Example 1: S-Corporations
Consider personal return of client from S-Corporation from their tax return.
- For S-Corporations, you would determine with the client if they are the sole owner or if they are one of many shareholders.
- Determine if the client pays themselves a salary from the business.
- Determine if the client receives profit sharing; which is a distribution from the business. (this would be coded as unearned income)
- If the client receives a salary from the business, you would review W-2, Wage and Tax Statement. Line 1 displays the household member’s annual wages for the tax year. Divide amount by 12, or number of months the S-Corporation existed to calculate monthly amount.
- If the client received profit sharing income, review Schedule K-1, Shareholder’s Share of Income. Line 1 will display ‘ordinary business income’. Divide amount by 12, or number of months the S-Corporation existed to calculate monthly amount.
Randy Smith, during his interview for SNAP benefits, states that he is the sole owner of an S-Corporation from which he pays himself a salary. He provided his tax forms from last year and declares that the income is representative. He has owned the S-Corporation for the last 4 years. He declares that he did not receive any profit sharing / distributions in the last year.
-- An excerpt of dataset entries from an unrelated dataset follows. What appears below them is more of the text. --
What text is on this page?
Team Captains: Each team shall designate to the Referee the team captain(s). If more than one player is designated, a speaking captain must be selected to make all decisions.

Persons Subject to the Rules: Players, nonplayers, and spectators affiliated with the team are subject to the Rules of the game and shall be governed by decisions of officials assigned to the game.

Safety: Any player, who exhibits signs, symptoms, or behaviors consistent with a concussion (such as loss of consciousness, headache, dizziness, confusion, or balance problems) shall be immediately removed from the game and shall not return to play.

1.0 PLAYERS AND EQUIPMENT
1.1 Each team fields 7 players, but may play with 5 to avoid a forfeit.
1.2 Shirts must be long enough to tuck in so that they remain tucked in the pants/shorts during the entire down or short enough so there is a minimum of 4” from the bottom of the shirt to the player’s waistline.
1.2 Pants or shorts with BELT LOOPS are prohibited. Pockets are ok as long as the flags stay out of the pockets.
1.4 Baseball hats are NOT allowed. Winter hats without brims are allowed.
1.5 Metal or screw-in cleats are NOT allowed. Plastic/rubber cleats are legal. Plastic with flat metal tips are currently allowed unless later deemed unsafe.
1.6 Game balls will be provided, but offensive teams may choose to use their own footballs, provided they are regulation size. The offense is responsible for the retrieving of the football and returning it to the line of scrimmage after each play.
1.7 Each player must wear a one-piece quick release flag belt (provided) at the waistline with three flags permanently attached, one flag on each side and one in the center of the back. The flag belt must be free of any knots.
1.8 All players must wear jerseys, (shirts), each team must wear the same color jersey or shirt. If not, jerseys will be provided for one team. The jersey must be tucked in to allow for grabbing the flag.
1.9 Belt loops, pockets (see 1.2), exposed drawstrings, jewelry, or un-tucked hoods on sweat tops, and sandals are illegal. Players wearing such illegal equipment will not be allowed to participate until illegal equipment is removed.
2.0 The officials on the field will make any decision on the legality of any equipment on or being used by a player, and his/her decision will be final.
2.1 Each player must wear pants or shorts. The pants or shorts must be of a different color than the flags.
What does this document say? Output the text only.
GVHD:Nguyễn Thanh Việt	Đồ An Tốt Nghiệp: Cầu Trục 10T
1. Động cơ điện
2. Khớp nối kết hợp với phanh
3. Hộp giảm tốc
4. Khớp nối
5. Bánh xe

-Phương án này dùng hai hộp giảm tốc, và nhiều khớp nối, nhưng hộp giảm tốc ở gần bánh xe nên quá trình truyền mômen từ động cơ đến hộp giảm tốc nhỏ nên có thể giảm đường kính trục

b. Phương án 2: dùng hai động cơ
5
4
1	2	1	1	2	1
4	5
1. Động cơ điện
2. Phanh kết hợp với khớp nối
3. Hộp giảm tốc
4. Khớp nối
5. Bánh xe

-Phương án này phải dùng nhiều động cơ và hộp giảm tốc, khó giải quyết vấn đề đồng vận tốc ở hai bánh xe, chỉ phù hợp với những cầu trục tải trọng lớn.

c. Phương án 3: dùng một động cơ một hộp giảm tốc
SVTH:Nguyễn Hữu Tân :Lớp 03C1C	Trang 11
From this example, Randy’s W-2 states that his annual wages were $24,012. His monthly income, $2001, is coded in earned income tab.
- Q1. A client and his spouse are the sole owners of an S-Corporation. They have provided their business and personal income tax returns. Is it correct to accept the personal income tax return and not consider the corporation’s return and use it to determine income?
- A1. An S-Corp shareholder includes their share of the corporation’s income, deductions, etc. on their tax return. If they pay themselves a salary, you would need to have a copy of their W-2. You will also need to have a copy of their business return to verify that the clients are an S-Corp and also to determine if they received profit sharing.
- Q2. I have an individual who is the sole owner of an S-Corp and also pays himself a salary from the company. The K-1 information should show up on the personal return, but should we still obtain both the individual and corporate tax return.
- A2. If the individual pays himself a salary, you would review their W-2, Wage and Tax Statement to determine their self-employment income. You would also review K-1 to determine if they received profit sharing.